In conclusion, this study underscores the significant performance gains that can be achieved by applying state-of-the-art ensemble techniques like stacking for an intrinsically complex task such as fracture intensity prediction. Nonetheless, specific limitations exist, such as the relatively lower performance of gradient boosting and the potential overfitting of specific models like decision trees. Future work could explore techniques like regularization to enhance generalizability. The proposed approach offers a robust framework for harnessing artificial intelligence to advance fracture intensity modeling.

Conclusions

This research marks a pioneering venture into the domain of continuous fracture intensity modeling through the lens of well logs, employing a sophisticated stacked ensemble methodology. By quantifying fracture intensity as a function of depth, the study sets a new precedent for reservoir characterization accuracy.

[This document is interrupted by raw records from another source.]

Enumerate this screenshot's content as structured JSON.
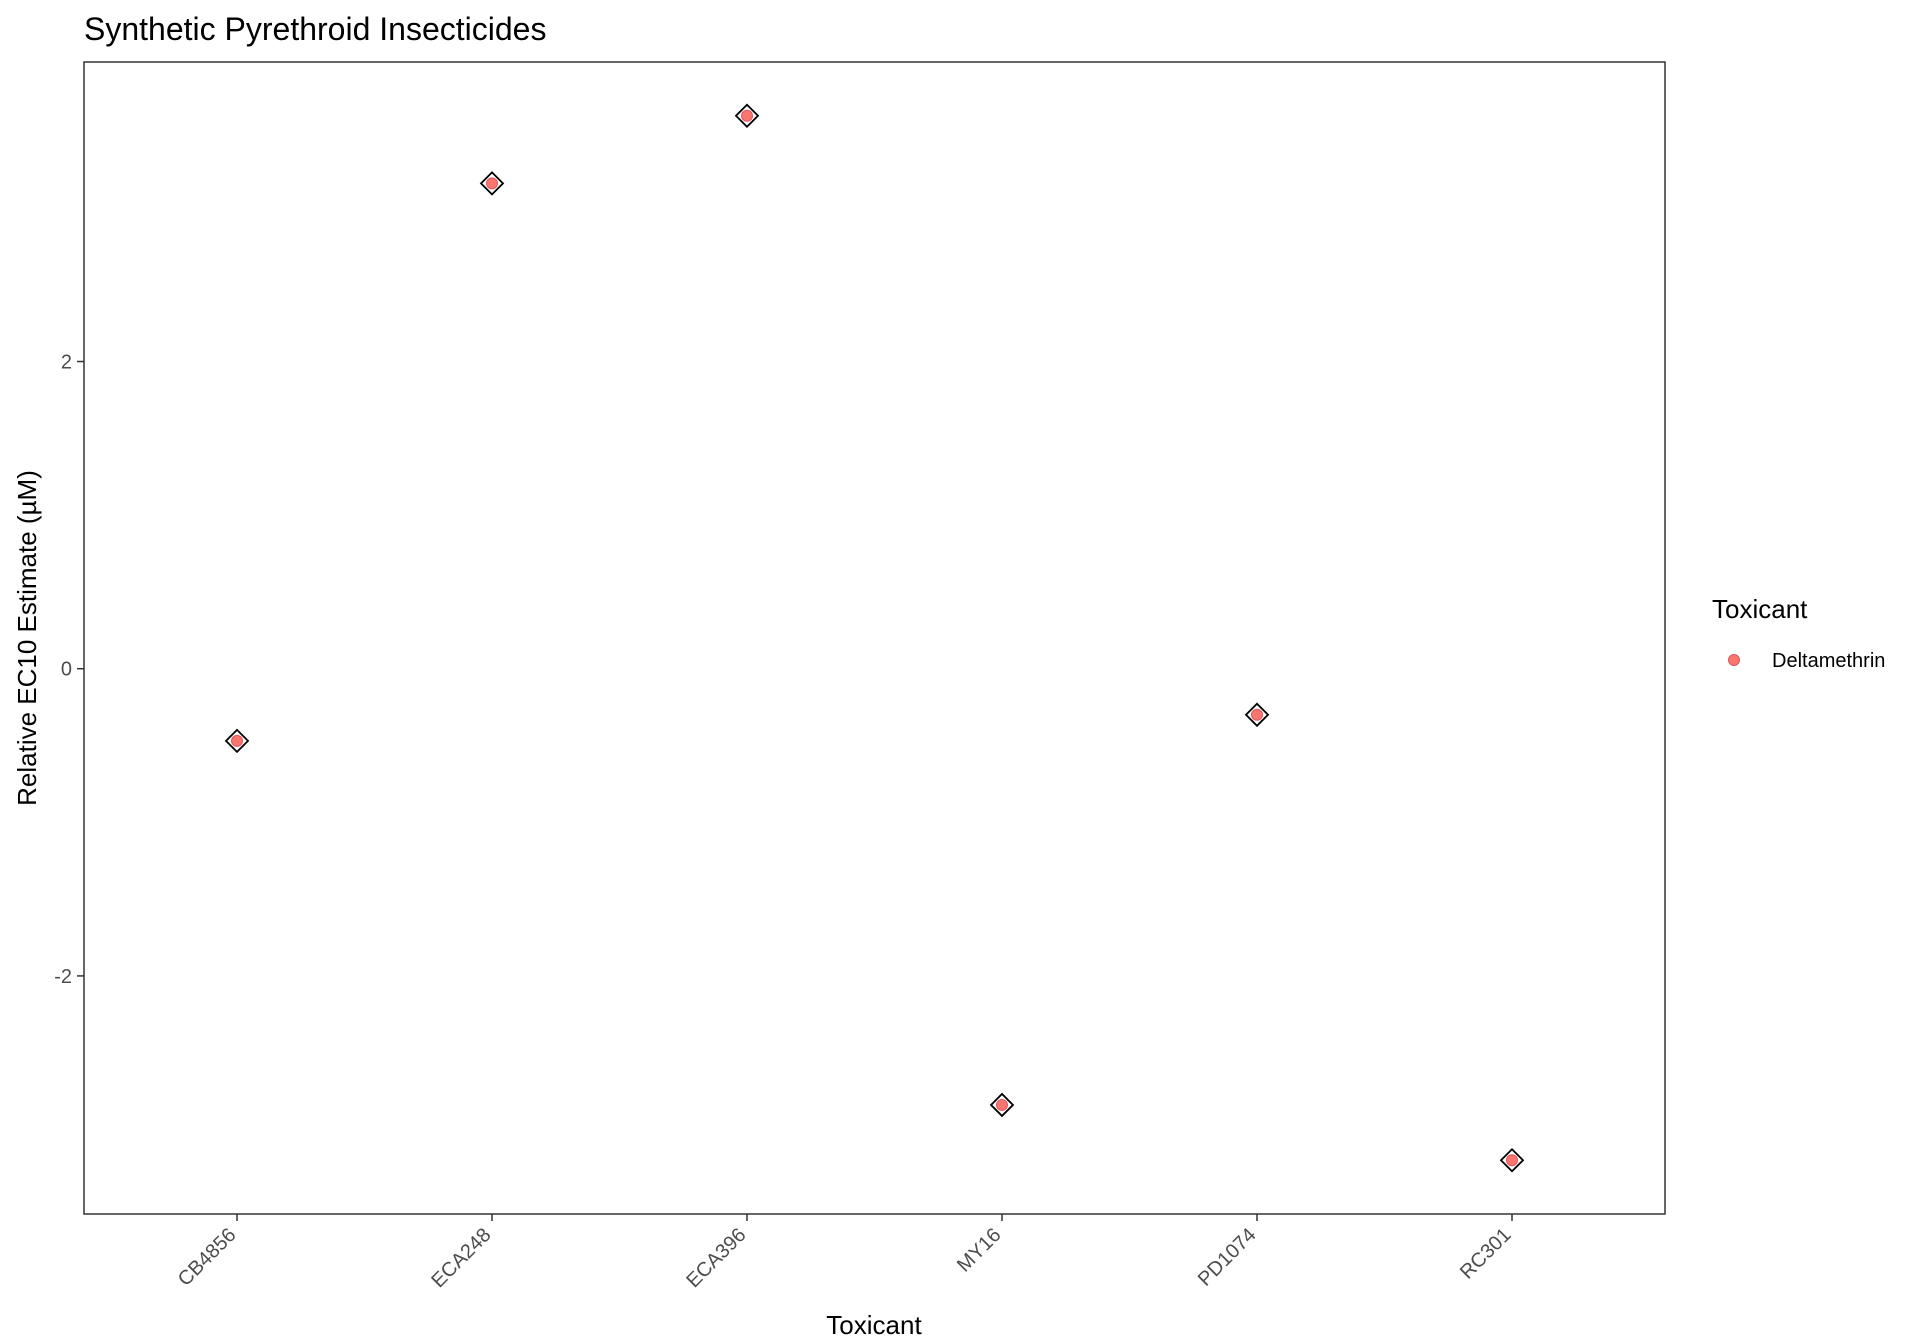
{
  "chart_data": {
    "type": "scatter",
    "title": "Synthetic Pyrethroid Insecticides",
    "xlabel": "Toxicant",
    "ylabel": "Relative EC10 Estimate (µM)",
    "categories": [
      "CB4856",
      "ECA248",
      "ECA396",
      "MY16",
      "PD1074",
      "RC301"
    ],
    "series": [
      {
        "name": "Deltamethrin",
        "color": "#F8766D",
        "marker": "circle",
        "values": [
          -0.47,
          3.16,
          3.6,
          -2.84,
          -0.3,
          -3.2
        ]
      },
      {
        "marker": "diamond-open",
        "color": "#000000",
        "values": [
          -0.47,
          3.16,
          3.6,
          -2.84,
          -0.3,
          -3.2
        ]
      }
    ],
    "ylim": [
      -3.55,
      3.95
    ],
    "yticks": [
      -2,
      0,
      2
    ],
    "ytick_labels": [
      "-2",
      "0",
      "2"
    ],
    "grid": false,
    "legend": {
      "title": "Toxicant",
      "entries": [
        "Deltamethrin"
      ],
      "placement": "right"
    }
  }
}
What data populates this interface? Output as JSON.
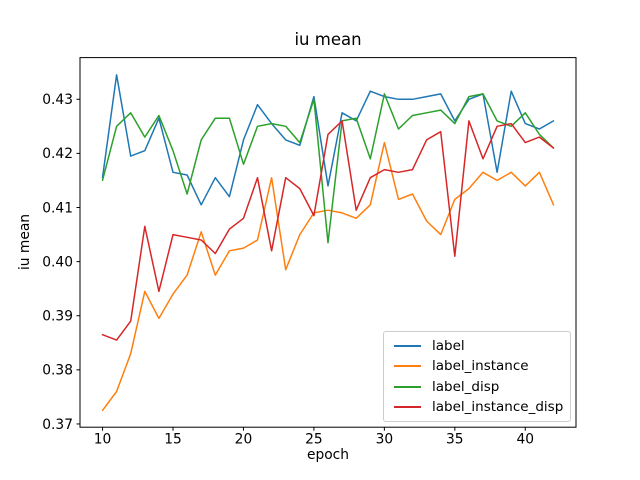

The innovative stacked ensemble method, integrating the capabilities of gradient boosting, random forest, and XGBoost, demonstrates a significant leap in predictive performance compared to singular model applications. Furthermore, the ability to predict fracture intensity exclusively from conventional well logs heralds a new era of rapid and cost-efficient reservoir analysis, enabling enhanced recovery strategies through machine learning-informed reservoir simulators. The study culminates in several transformative insights and methodologies that promise to reshape applications within the energy sector:

  1. (1)

    This study successfully demonstrates the potential of advanced machine learning techniques to predict fracture intensity in geological formations using well-log and mud loss data.

  2. (2)

    Ensemble-based methods, especially Extra Trees and Random Forest, excel in accuracy and generalizability, showcasing the innovative power of ensemble architectures.

  3. (3)

    While other parameters (bulk density, neutron porosity, spectral gamma-ray) are important, depth consistently ranks as the predominant factor, necessitating the integration of diverse well-log parameters.

  4. (4)

    Bagging and Extra Trees are well-suited methods, offering consistency and precision, while Gradient Boosting faces challenges in handling outliers.

  5. (5)

    The stacking ensemble approach, creating a Super Learner through meta-regression, outperforms individual models, showcasing the advantages of model synergy in ensemble learning for improved accuracy.

  6. (6)

    The study systematically validates the capability to decode complex geological parameters within well-log data, offering profound implications for refining exploration strategies and optimizing hydrocarbon reservoir targeting.

  7. (7)

    The ability to predict fracture intensity from well logs advances artificial intelligence applications in refining exploration, optimizing reservoir targeting, and enhancing development and production planning, providing a competitive edge in the oil and gas industry.

  8. (8)

    To enhance model generalizability, incorporating well logs from diverse geological settings is recommended. Additionally, exploring neural networks and deep learning architectures presents opportunities for further improvement and innovation.

  9. (9)

    The study lays a robust foundation for leveraging artificial intelligence to extract valuable insights from well-log data, driving innovation at the intersection of data science and the energy industry. It opens new possibilities for gaining a competitive edge in the upstream oil and gas workflow.